Because we made the choice we did for our child, we also recognized the challenges that come with said decision. Even though Mayor Bill de Blasio touts accomplished educators and well-structured Pre-K programs, allow me a bit of time to doubt because, even with the plethora of structures, there is humanity. Ale will have to encounter adults and children who don’t know him. They won’t know that he can read a book on his own. They won’t know he has an affinity for Thomas the Train. They won’t know how he skipped crawling and jumped right into walking. They will look at me and question how he came out lighter in complexion, then make determinations based on this “new information.”
They may say that they’ll treat them like their own children, but how do I know how they treat their children?
As a teacher, I’m accustomed to doubt. I’ve had hundreds of New York City’s children in my rooms at different stages of my career, each more stories than the last. I try to call all of my students’ houses in September. I send home letters. I make good impressions with students, who in turn tell their parents all about me. I do my best to teach according to the students’ needs. I’m humble enough to have a bad day. I tell parents regularly that it’s an honor and pleasure to be at their service.
I’m a human being, but I’m super-human if and when the students need. Because other humans entrusted their children to mine.

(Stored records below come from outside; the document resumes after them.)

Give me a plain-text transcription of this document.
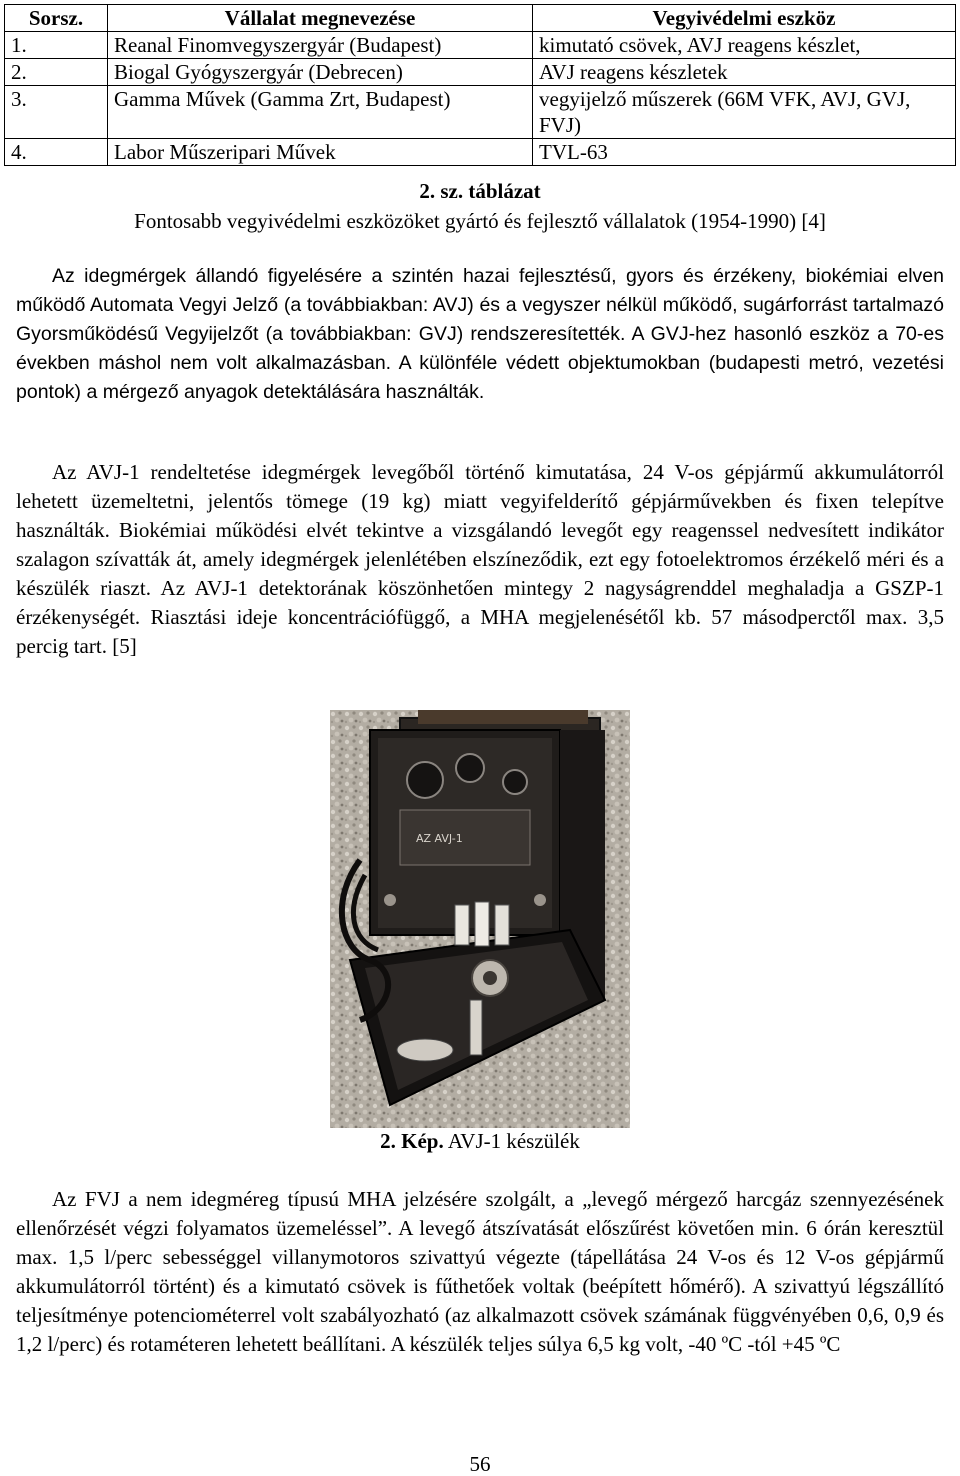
Sorsz.	Vállalat megnevezése	Vegyivédelmi eszköz
1.	Reanal Finomvegyszergyár (Budapest)	kimutató csövek, AVJ reagens készlet,
2.	Biogal Gyógyszergyár (Debrecen)	AVJ reagens készletek
3.	Gamma Művek (Gamma Zrt, Budapest)	vegyijelző műszerek (66M VFK, AVJ, GVJ, FVJ)
4.	Labor Műszeripari Művek	TVL-63
2. sz. táblázat
Fontosabb vegyivédelmi eszközöket gyártó és fejlesztő vállalatok (1954-1990) [4]

Az idegmérgek állandó figyelésére a szintén hazai fejlesztésű, gyors és érzékeny, biokémiai elven működő Automata Vegyi Jelző (a továbbiakban: AVJ) és a vegyszer nélkül működő, sugárforrást tartalmazó Gyorsműködésű Vegyijelzőt (a továbbiakban: GVJ) rendszeresítették. A GVJ-hez hasonló eszköz a 70-es években máshol nem volt alkalmazásban. A különféle védett objektumokban (budapesti metró, vezetési pontok) a mérgező anyagok detektálására használták.

Az AVJ-1 rendeltetése idegmérgek levegőből történő kimutatása, 24 V-os gépjármű akkumulátorról lehetett üzemeltetni, jelentős tömege (19 kg) miatt vegyifelderítő gépjárművekben és fixen telepítve használták. Biokémiai működési elvét tekintve a vizsgálandó levegőt egy reagenssel nedvesített indikátor szalagon szívatták át, amely idegmérgek jelenlétében elszíneződik, ezt egy fotoelektromos érzékelő méri és a készülék riaszt. Az AVJ-1 detektorának köszönhetően mintegy 2 nagyságrenddel meghaladja a GSZP-1 érzékenységét. Riasztási ideje koncentrációfüggő, a MHA megjelenésétől kb. 57 másodperctől max. 3,5 percig tart. [5]

AZ AVJ-1
2. Kép. AVJ-1 készülék

Az FVJ a nem idegméreg típusú MHA jelzésére szolgált, a „levegő mérgező harcgáz szennyezésének ellenőrzését végzi folyamatos üzemeléssel”. A levegő átszívatását előszűrést követően min. 6 órán keresztül max. 1,5 l/perc sebességgel villanymotoros szivattyú végezte (tápellátása 24 V-os és 12 V-os gépjármű akkumulátorról történt) és a kimutató csövek is fűthetőek voltak (beépített hőmérő). A szivattyú légszállító teljesítménye potenciométerrel volt szabályozható (az alkalmazott csövek számának függvényében 0,6, 0,9 és 1,2 l/perc) és rotaméteren lehetett beállítani. A készülék teljes súlya 6,5 kg volt, -40 ºC -tól +45 ºC

56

I confess that part of the nervousness stems from not wanting him to grow up so quickly. I’m fighting this as we speak. I want him to be a child and experience childhood the way I didn’t get to. I aged too quickly. I was 45 by my 21st birthday. The teacher in me is telling the parent in me to not to castigate my son for my own trepidations, to trust the pedagogues, to do unto other teachers as I’d like parents to do unto me.
That too takes time.
We, the parent and the teacher in me, agree with less homework and more play. We agree that we care about the socioemotional well-being of our child because we can take care of the academic as well as any of his teachers can. We agree that we don’t need to hear too often from the teacher. A note every two weeks would be nice for a pre-kindergartener. We also agree that we don’t want Ale being treated better than other children because his parents are veteran educators who have multiple ways to give feedback, and at multiple levels.
We also agree that, should our son be treated unfairly, hell hath no fury like ours.
But that’s for another time. I swam in this range of emotions to prepare myself for the year, both as teacher and as parent. I’ll be there for the first day for Ale and my new as-yet-to-be-named students. I’ve seen how this system develops callous souls for our children of color. Ale’s house has enough love that he doesn’t need more of it per se, but I hope the adults along the way know that we’re empowered not by the knowledge of the system, but by our love for him.
This first parent-teacher conference is going better than I thought.